Menurut Dosen FISIP Unair tersebut, siswa SMA saat ini telah mengalami distraksi digital melalui paparan gawai, baik dalam bentuk tayangan di media sosial, seperti Instagram dan TikTok atau game, yang melemahkan daya kritis, konsentrasi jangka panjang yang juga melemah, dan juga melemahkan ketekunan membaca serta berpikir analitis.

Selain faktor-faktor tersebut, Prof Tuti juga menyoroti masalah yang lebih mendalam terkait dengan kualitas pendidikan di sekolah-sekolah di Indonesia. Menurutnya, TKA bisa dianggap sebagai cermin dari kualitas pembelajaran yang ada di sekolah-sekolah tersebut. Jika kualitas pengajaran rendah, maka hasil ujian yang siswa peroleh juga tidak akan memuaskan. Hal ini bisa dilihat sebagai indikasi bahwa metode pembelajaran yang digunakan selama ini belum cukup efektif dalam membantu siswa memahami konsep secara mendalam.
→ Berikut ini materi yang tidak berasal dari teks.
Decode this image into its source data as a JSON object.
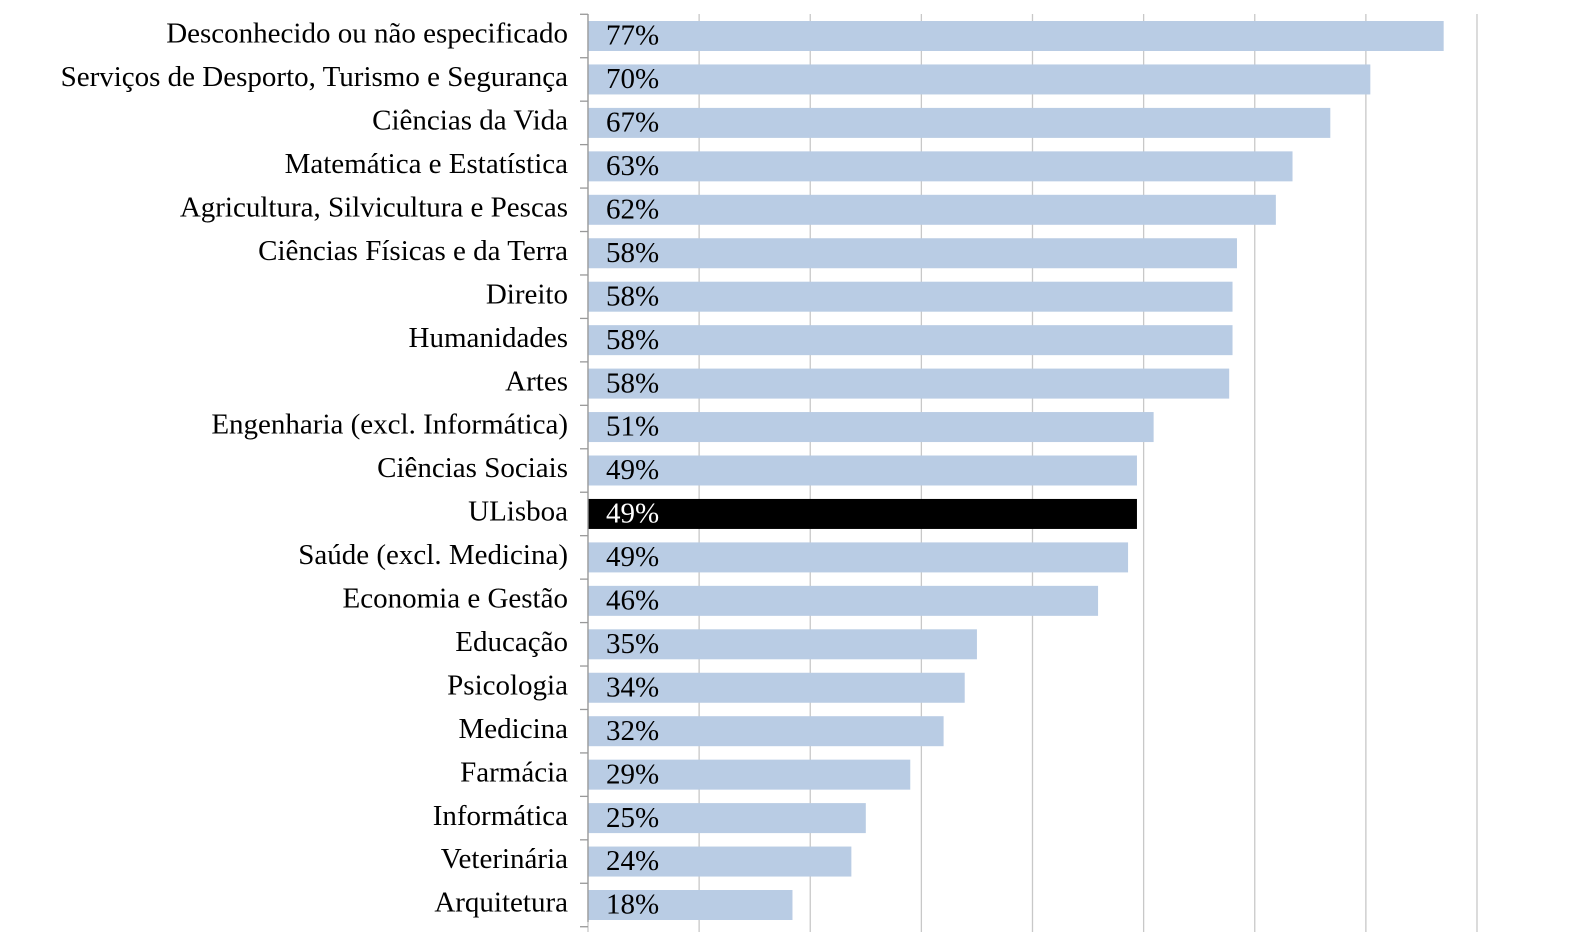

Jika ini yang terjadi maka harus ada upaya reformasi pendidikan besar-besaran. Di mana metode dan orientasi pembelajaran harus ditata ulang. Tidak lagi siswa disuguhi materi belajar hafalan tetapi sudah harus menuju model pembelajaran yang menekankan penalaran, pemahaman konsep dan cara-cara berpikir tingkat tinggi (High Order Thinking Skill/HOTS).

Solusi meningkatkan nilai TKA 2026 Ia mengatakan salah satu langkah yang bisa diambil adalah menyadarkan kembali siswa akan pentingnya makna belajar

Siswa perlu mendapatkan bimbingan agar dapat mengaitkan materi pelajaran dengan isu-isu aktual yang mereka hadapi dalam kehidupan nyata. Termasuk tantangan yang mereka akan temui di dunia kerja. Prof Tuti juga menambahkan pentingnya literasi digital secara kritis.

Agar siswa dapat memanfaatkan teknologi untuk meningkatkan kualitas pembelajaran mereka, bukan justru terjebak dalam distraksi yang merugikan.

Selanjutnya, reformasi pendidikan yang mendalam perlu dilakukan.

Menata ulang kualitas guru-guru sebagai SDM utama dalam meningkatkan kualitas pendidikan atau anak didiknya. Serta meminimalisir kesenjangan atau ketimpangan pendidikan antarwilayah atau daerah, antarsekolah negeri dan swasta, dan antarsekolah yang dikelola oleh kementerian yang berbeda,” imbuhnya. Prof Tuti menekankan pentingnya menguatkan sinergi antara sekolah, orang tua, dan pemerintah daerah dalam memberikan pendampingan belajar pada siswa

Menurutnya, program-program mentoring dan konseling di sekolah perlu diperkuat untuk membantu siswa yang membutuhkan perhatian khusus, baik itu dalam bentuk pendampingan akademik maupun masalah psikologis.

"Kerja sama antara semua pihak ini akan menciptakan lingkungan yang mendukung perkembangan siswa secara menyeluruh, baik secara akademik maupun emosional, pungkasnya.